7 Movie Rules Rules 2023 _best_ May 2026
Oppenheimer (3h) and Killers of the Flower Moon (3h 26m) got passes. But The Flash (2h 24m) and The Marvels (1h 45m) were criticized for pacing. The rule: only proven auteurs earn long runtimes; blockbusters stay under 2h 15m.
2023 stars (Margot Robbie, Tom Cruise, Ryan Gosling) insisted on producer credits to control marketing, sequels, and profit shares. The new rule: A-listers don’t just act — they own a piece of the IP. If you saw a specific news article or blog post with the exact title "7 movie rules rules 2023," could you provide the website name or a link? I can then help summarize or quote it directly. Otherwise, the above is a plausible full article based on industry trends from that year. 7 movie rules rules 2023
In 2023, major studios abandoned the traditional 90-day theatrical window. Movies now hit digital rental or streaming within 45 days (or less). The Flash and Indiana Jones 5 proved that long exclusivity no longer guarantees box office success. Oppenheimer (3h) and Killers of the Flower Moon
$20–40M dramas nearly vanished from theaters. The only mid-budget films thriving in 2023 were horror ( M3GAN , The Nun II ) and rom-coms ( Anyone But You ). Everything else went straight to streaming. 2023 stars (Margot Robbie, Tom Cruise, Ryan Gosling)

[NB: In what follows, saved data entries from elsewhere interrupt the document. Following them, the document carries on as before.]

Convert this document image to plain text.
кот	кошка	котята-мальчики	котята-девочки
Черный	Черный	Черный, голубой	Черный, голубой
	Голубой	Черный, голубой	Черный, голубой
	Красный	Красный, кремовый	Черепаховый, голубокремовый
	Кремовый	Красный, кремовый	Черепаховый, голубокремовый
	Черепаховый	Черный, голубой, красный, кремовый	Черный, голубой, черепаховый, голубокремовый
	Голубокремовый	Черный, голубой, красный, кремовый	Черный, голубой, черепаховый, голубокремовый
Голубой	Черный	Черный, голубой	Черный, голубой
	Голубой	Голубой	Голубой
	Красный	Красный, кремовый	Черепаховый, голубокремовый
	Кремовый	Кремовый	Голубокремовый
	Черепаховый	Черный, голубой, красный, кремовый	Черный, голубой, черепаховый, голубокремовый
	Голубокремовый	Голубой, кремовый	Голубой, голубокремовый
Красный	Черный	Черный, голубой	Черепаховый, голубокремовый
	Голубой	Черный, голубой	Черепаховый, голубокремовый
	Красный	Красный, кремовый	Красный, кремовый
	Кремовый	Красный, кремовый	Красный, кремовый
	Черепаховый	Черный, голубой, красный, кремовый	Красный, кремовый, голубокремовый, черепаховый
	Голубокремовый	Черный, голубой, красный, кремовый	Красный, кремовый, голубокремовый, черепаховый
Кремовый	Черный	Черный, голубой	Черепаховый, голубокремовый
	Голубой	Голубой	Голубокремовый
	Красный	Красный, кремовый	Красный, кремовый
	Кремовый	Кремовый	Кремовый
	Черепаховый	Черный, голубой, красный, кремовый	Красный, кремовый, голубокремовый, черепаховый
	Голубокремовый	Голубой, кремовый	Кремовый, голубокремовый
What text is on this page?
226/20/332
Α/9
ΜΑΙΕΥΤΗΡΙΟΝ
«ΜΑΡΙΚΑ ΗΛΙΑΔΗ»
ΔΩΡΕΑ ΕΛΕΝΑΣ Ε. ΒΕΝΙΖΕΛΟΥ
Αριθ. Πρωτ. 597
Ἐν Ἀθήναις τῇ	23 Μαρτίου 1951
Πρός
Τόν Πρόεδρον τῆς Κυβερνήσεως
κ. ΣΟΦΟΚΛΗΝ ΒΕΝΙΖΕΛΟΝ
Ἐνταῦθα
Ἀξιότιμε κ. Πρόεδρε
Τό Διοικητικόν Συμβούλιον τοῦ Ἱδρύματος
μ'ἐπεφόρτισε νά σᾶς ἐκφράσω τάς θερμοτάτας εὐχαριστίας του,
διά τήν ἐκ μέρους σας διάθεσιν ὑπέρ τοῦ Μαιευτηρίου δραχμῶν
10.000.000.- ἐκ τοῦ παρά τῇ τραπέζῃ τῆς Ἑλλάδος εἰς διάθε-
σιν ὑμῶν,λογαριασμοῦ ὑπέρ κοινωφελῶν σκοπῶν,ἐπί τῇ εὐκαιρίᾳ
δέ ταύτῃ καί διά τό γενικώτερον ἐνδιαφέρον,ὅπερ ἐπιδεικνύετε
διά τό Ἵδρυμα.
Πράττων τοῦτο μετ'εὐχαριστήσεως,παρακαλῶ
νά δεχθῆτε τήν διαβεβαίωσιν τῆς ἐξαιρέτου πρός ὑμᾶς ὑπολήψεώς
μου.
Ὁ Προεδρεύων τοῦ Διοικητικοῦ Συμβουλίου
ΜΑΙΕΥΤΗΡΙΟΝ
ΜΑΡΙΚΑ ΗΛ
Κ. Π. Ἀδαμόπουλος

Fast X , Mission: Impossible – Dead Reckoning Part One , and The Little Mermaid all introduced younger successors. 2023’s rule: legacy characters must visibly hand over the future to a new generation.
Following AMC and Alamo Drafthouse’s lead, 2023 saw stricter phone policies. Ushers now warn or eject texters after trailers. The rule: one warning, then out — no refunds.